Monday, August 2, 1999 Published at 21:37 GMT 22:37 UK
Business: The Economy
Is the housing boom getting out of control?
House prices in the UK are rising faster than at any time since the late 1980s boom - the BBC's economics reporter, Martin Shankleman, asks whether we should be worried.
Gordon Brown won't say the word, Tony Blair doesn't want to hear it, but to many observers the UK housing market is starting to show signs of an old-fashioned "boom".
Estate agents report queues of would-be buyers chasing the few properties on the market, and stories abound of purchasers bidding for properties in impromptu auctions.
The clearest evidence yet of boom conditions comes with the extraordinary jump in house prices reported by the Halifax, the UK's biggest mortgage lender.
Its report shows that the market took off this spring, with prices shooting up 6% in the past three months.
The July rise of 2.2% was the biggest single monthly increase in six years, and you have to go back to the last great housing boom of 1988 to see similar sustained patterns of house price inflation.
That boom ended in bust. Will it be different this time?
The 1988 surge was triggered by rapidly rising incomes and the delayed ending of dual tax-relief on mortgage repayments.
This year's spike in prices has been fuelled more by huge reductions in mortgage costs through low interest rates, which has meant the economy is awash with cheap money.
Interest rates have fallen by one third over the past year, and buyers are reacting as they can now get more house for their money.
Confidence is the key
The government's success in giving the Bank of England independence to set interest rates means that borrowers and financial institutions have greater faith that interest rates are likely to stay low.

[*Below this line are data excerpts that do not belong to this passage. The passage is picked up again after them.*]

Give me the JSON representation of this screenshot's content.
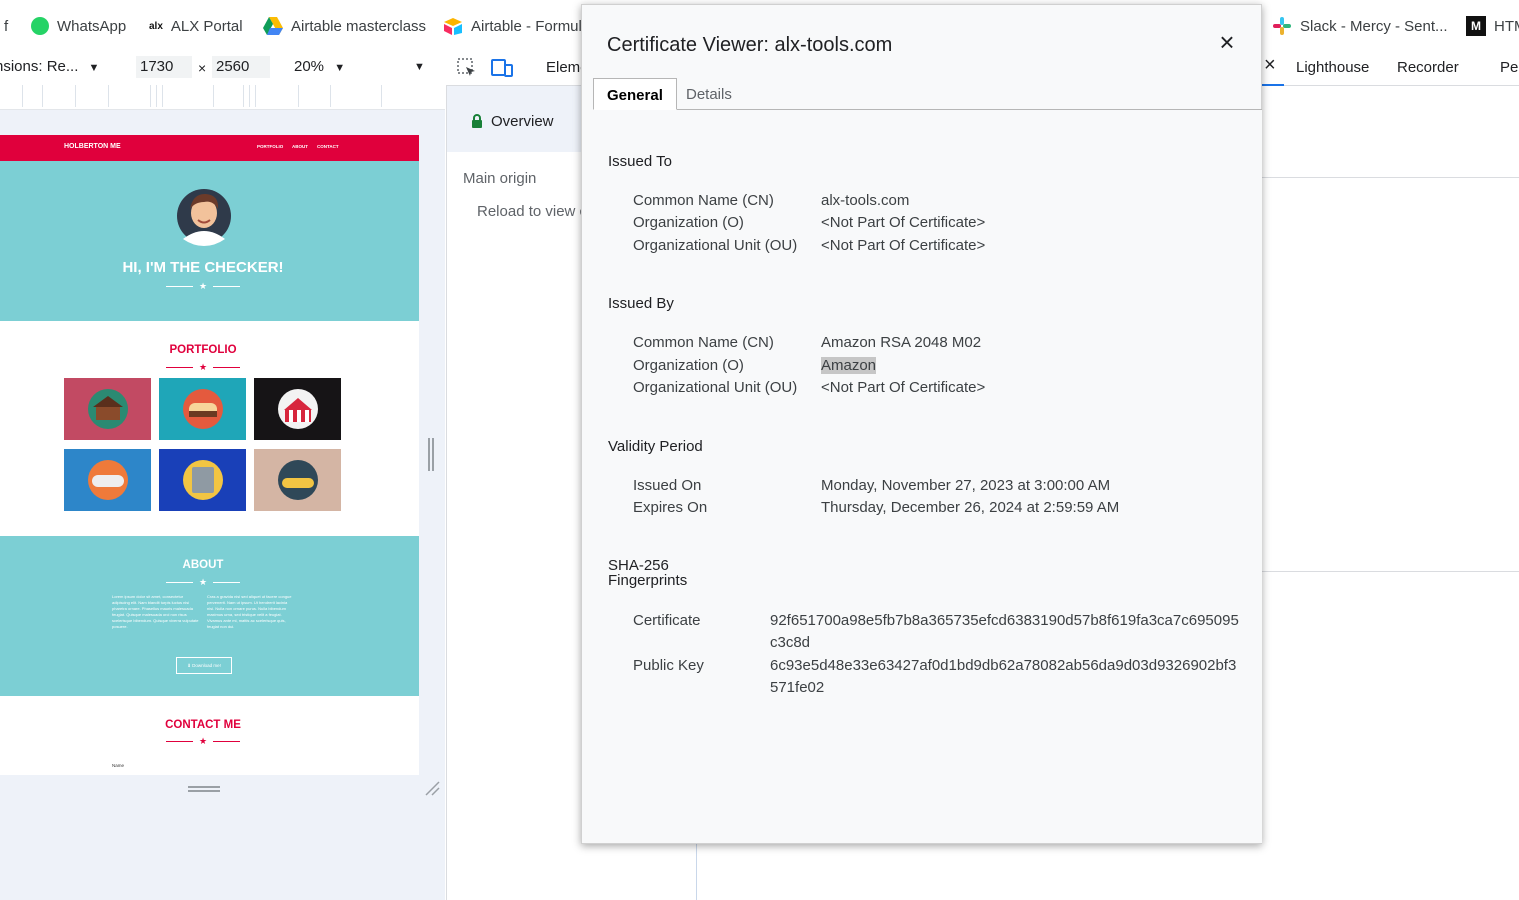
{
  "bookmarks": [
    {
      "label": "f"
    },
    {
      "label": "WhatsApp",
      "icon": "whatsapp-icon",
      "color": "#25d366"
    },
    {
      "label": "ALX Portal",
      "icon": "alx-icon"
    },
    {
      "label": "Airtable masterclass",
      "icon": "google-drive-icon"
    },
    {
      "label": "Airtable - Formul",
      "icon": "airtable-icon"
    },
    {
      "label": "Slack - Mercy - Sent...",
      "icon": "slack-icon"
    },
    {
      "label": "HTM",
      "icon": "m-logo-icon"
    }
  ],
  "device_toolbar": {
    "dimensions_label": "Dimensions: Re...",
    "width": "1730",
    "height": "2560",
    "times": "×",
    "zoom": "20%"
  },
  "emulated_page": {
    "brand": "HOLBERTON ME",
    "nav_links": [
      "PORTFOLIO",
      "ABOUT",
      "CONTACT"
    ],
    "hero_title": "HI, I'M THE CHECKER!",
    "portfolio_title": "PORTFOLIO",
    "about_title": "ABOUT",
    "about_col1": "Lorem ipsum dolor sit amet, consectetur adipiscing elit. Nam blandit turpis luctus nisi pharetra ornare. Phasellus mauris malesuada feugiat. Quisque malesuada orci non risus scelerisque bibendum. Quisque viverra vulputate posuere.",
    "about_col2": "Cras a gravida nisl sed aliquet ut facere congue pervenerit. Nam ut ipsum. Ut hendrerit lacinia nisi. Nulla non ornare purus. Nulla bibendum maximus urna, sed tristique velit a feugiat. Vivamus ante mi, mattis ac scelerisque quis, feugiat non dui.",
    "download_label": "Download me!",
    "contact_title": "CONTACT ME",
    "name_label": "Name",
    "accent": "#e0003c",
    "teal": "#7ccfd4",
    "tiles": [
      {
        "name": "cabin",
        "bg": "#c24a63",
        "circle": "#2b8a72"
      },
      {
        "name": "cake",
        "bg": "#1fa6b8",
        "circle": "#e45a3e"
      },
      {
        "name": "circus",
        "bg": "#161416",
        "circle": "#f3f3f3"
      },
      {
        "name": "game-controller",
        "bg": "#2d86c9",
        "circle": "#ef7a3a"
      },
      {
        "name": "safe",
        "bg": "#1940b8",
        "circle": "#f2c543"
      },
      {
        "name": "submarine",
        "bg": "#d4b5a4",
        "circle": "#2f4858"
      }
    ]
  },
  "devtools": {
    "elements_tab": "Eleme",
    "tabs_right": [
      "Lighthouse",
      "Recorder",
      "Per"
    ],
    "close_x": "×",
    "overview": "Overview",
    "main_origin": "Main origin",
    "reload_text": "Reload to view c"
  },
  "dialog": {
    "title": "Certificate Viewer: alx-tools.com",
    "tabs": [
      "General",
      "Details"
    ],
    "issued_to": {
      "heading": "Issued To",
      "rows": [
        {
          "label": "Common Name (CN)",
          "value": "alx-tools.com"
        },
        {
          "label": "Organization (O)",
          "value": "<Not Part Of Certificate>"
        },
        {
          "label": "Organizational Unit (OU)",
          "value": "<Not Part Of Certificate>"
        }
      ]
    },
    "issued_by": {
      "heading": "Issued By",
      "rows": [
        {
          "label": "Common Name (CN)",
          "value": "Amazon RSA 2048 M02"
        },
        {
          "label": "Organization (O)",
          "value": "Amazon"
        },
        {
          "label": "Organizational Unit (OU)",
          "value": "<Not Part Of Certificate>"
        }
      ]
    },
    "validity": {
      "heading": "Validity Period",
      "rows": [
        {
          "label": "Issued On",
          "value": "Monday, November 27, 2023 at 3:00:00 AM"
        },
        {
          "label": "Expires On",
          "value": "Thursday, December 26, 2024 at 2:59:59 AM"
        }
      ]
    },
    "fingerprints": {
      "heading_line1": "SHA-256",
      "heading_line2": "Fingerprints",
      "rows": [
        {
          "label": "Certificate",
          "value": "92f651700a98e5fb7b8a365735efcd6383190d57b8f619fa3ca7c695095c3c8d"
        },
        {
          "label": "Public Key",
          "value": "6c93e5d48e33e63427af0d1bd9db62a78082ab56da9d03d9326902bf3571fe02"
        }
      ]
    }
  }
}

Earlier this year, house-buyers were being frightened by stories of impending global recession. Now that has eased, borrowers can be more confident about taking out large loans at cheap rates, certain that their jobs are safer.
The Halifax's group economist, Martin Ellis, is reserving judgement on whether the summer spike will continue.
He admits that his forecast of 6% inflation this year has already been overtaken by events.
Any further rises will make him feel uneasy, and would be a severe test of a government which claims to be totally committed to ending economic boom and bust.